I think there is something else to learn from Teresa and the Missionaries of Charity, though I suspect this is rather more of an accident born of Christian virtue than a matter of calculated strategy.  In Mother Teresa we see the fulfillment of our Lord’s injunction: “let your light shine before others, that they may see your good deeds and glorify your Father in heaven” (Matt 5:16).  Quite similarly, 1 Peter – perhaps reflecting the Lord’s own words – enjoins us to “live such good lives among the pagans, that though they malign you as evildoers, they may see your good deeds and glorify God on the day of his visitation” (2:12).

That many will wish to malign Christian believers was promised to us by Jesus himself: “If the world hates you, realize that it hated me first” (John 15:18; cf. v. 19).  But at this point, Christians less noble than Mother Teresa often misstep.  We assume that if our views are unpopular, if we are made sport of, if all manner of evil is spoken against us (Matt 5:11), it must be a sign of our virtue.  And, indeed, it may be so.

But, dare I say, more often it is not.  More often our naysayers are carefully attuned to the distance between our words and actions, the distance between our convictions and our apathy for serving the world anything more than our opinions.  But it is the task of Jesus’ followers not only to speak but to quiet.  Yes, to speak the word with our tongues but also to quiet the world with our lives – at least long enough that the good news of Jesus Christ might be heard because it has first been seen.

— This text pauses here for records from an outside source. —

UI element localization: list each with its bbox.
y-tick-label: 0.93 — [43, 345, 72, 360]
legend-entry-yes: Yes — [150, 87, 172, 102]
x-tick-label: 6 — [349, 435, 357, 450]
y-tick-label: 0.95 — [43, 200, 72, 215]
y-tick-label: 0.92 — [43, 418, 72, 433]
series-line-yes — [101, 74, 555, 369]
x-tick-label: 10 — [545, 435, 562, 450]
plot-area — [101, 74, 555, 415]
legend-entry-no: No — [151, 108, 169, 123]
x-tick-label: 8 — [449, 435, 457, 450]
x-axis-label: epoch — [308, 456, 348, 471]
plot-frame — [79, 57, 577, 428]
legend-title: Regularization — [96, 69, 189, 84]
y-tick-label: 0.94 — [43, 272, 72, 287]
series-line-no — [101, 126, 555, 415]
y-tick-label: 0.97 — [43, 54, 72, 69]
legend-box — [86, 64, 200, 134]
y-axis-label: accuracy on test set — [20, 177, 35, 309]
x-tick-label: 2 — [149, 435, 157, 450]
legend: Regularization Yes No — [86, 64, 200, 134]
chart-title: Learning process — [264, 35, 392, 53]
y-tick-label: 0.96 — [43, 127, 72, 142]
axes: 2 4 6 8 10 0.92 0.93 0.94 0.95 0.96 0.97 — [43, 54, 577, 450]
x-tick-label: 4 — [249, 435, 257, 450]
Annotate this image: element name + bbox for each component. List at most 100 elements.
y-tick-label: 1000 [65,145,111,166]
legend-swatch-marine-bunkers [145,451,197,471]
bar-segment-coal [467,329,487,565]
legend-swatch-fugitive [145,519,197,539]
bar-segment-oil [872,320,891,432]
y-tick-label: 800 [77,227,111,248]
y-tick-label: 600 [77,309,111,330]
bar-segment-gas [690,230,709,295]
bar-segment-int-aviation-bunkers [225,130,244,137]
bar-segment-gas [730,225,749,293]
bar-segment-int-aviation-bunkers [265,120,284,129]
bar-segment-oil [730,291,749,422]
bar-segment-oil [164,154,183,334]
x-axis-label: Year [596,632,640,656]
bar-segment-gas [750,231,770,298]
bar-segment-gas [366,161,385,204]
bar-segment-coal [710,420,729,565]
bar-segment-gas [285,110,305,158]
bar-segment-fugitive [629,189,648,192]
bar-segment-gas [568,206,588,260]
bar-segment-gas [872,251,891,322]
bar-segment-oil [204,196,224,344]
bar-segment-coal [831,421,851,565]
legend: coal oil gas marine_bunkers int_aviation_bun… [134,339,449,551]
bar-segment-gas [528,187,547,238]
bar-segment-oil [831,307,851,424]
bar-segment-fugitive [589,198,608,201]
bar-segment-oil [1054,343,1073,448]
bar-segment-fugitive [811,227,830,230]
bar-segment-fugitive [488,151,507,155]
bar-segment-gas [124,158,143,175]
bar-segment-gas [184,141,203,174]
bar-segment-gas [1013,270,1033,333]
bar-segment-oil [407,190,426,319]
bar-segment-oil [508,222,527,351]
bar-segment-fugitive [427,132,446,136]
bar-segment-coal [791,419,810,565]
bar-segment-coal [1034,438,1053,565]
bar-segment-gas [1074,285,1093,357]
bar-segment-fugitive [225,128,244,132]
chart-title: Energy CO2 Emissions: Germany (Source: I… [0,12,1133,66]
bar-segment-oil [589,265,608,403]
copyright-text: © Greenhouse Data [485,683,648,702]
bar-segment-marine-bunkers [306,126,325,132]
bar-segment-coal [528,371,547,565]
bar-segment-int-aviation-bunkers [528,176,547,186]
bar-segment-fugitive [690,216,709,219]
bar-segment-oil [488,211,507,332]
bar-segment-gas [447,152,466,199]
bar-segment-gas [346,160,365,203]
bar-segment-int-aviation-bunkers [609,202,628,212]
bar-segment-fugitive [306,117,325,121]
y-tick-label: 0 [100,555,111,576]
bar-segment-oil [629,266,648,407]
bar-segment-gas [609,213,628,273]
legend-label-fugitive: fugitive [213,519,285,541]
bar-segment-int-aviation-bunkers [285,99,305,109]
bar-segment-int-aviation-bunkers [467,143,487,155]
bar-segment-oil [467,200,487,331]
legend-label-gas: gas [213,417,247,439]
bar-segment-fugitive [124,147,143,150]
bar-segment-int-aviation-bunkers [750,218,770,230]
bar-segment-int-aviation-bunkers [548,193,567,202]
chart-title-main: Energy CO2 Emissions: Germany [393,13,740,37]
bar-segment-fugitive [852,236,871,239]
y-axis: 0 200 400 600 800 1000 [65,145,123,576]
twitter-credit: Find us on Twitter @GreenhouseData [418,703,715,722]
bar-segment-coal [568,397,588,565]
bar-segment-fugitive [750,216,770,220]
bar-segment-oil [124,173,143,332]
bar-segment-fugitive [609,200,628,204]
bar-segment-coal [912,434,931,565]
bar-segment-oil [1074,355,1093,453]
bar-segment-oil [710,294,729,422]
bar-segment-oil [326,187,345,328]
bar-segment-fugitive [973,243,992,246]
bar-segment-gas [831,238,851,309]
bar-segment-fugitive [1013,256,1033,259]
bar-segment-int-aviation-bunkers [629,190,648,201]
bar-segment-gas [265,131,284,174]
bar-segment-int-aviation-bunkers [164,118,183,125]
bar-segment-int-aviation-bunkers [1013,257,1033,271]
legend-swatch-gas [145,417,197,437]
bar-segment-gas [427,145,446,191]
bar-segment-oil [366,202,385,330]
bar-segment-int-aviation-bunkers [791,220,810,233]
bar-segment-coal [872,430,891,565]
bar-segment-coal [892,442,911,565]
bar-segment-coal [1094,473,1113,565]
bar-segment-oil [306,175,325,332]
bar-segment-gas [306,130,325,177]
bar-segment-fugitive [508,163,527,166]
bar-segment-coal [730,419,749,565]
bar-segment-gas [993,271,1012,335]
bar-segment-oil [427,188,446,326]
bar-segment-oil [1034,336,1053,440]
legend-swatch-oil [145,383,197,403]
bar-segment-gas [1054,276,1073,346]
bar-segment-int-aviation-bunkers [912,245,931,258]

We remember, for example, that Mother Teresa was a tireless advocate for life – at all stages.  What for another Christian might have been the shrill imposition of a political ideology was for her an unimpeachable integrity of thought and deed, a vision for the dignity of all human life so coherent it had to be taken seriously.  A vision so costly and compelling it shames the cheapness of the alternatives.

I don’t suggest that Mother Teresa was without her critics – but the criticism typically amounts to this:  she had the nerve not only to be one of the world’s greatest humanitarians but also a Catholic Christian.  A combination which both befuddles and galls religion’s cultured despisers.

May we too so adorn the gospel with good works that we too may befuddle and refute and silence a needy world which – though it doesn’t always know it – is still clamoring to touch Jesus.

One Response to Learning from Mother Teresa

  1. avatar Leo OBrien says:

    As a young Catholic seminarian in Rome Italy in the 1980′s I had the opportunity, with a small group of clergy and lay people, to spend a Holy Hour w/ Mother and her sisters. It took place at their small convent at St. Gregory’s Parish near the Coloseum. What was extroardinary about Mother was how down to earth she was. It was like speaking to a kindly Nun from your school days. She projected, though, a spiritual energy from her very small slight frame.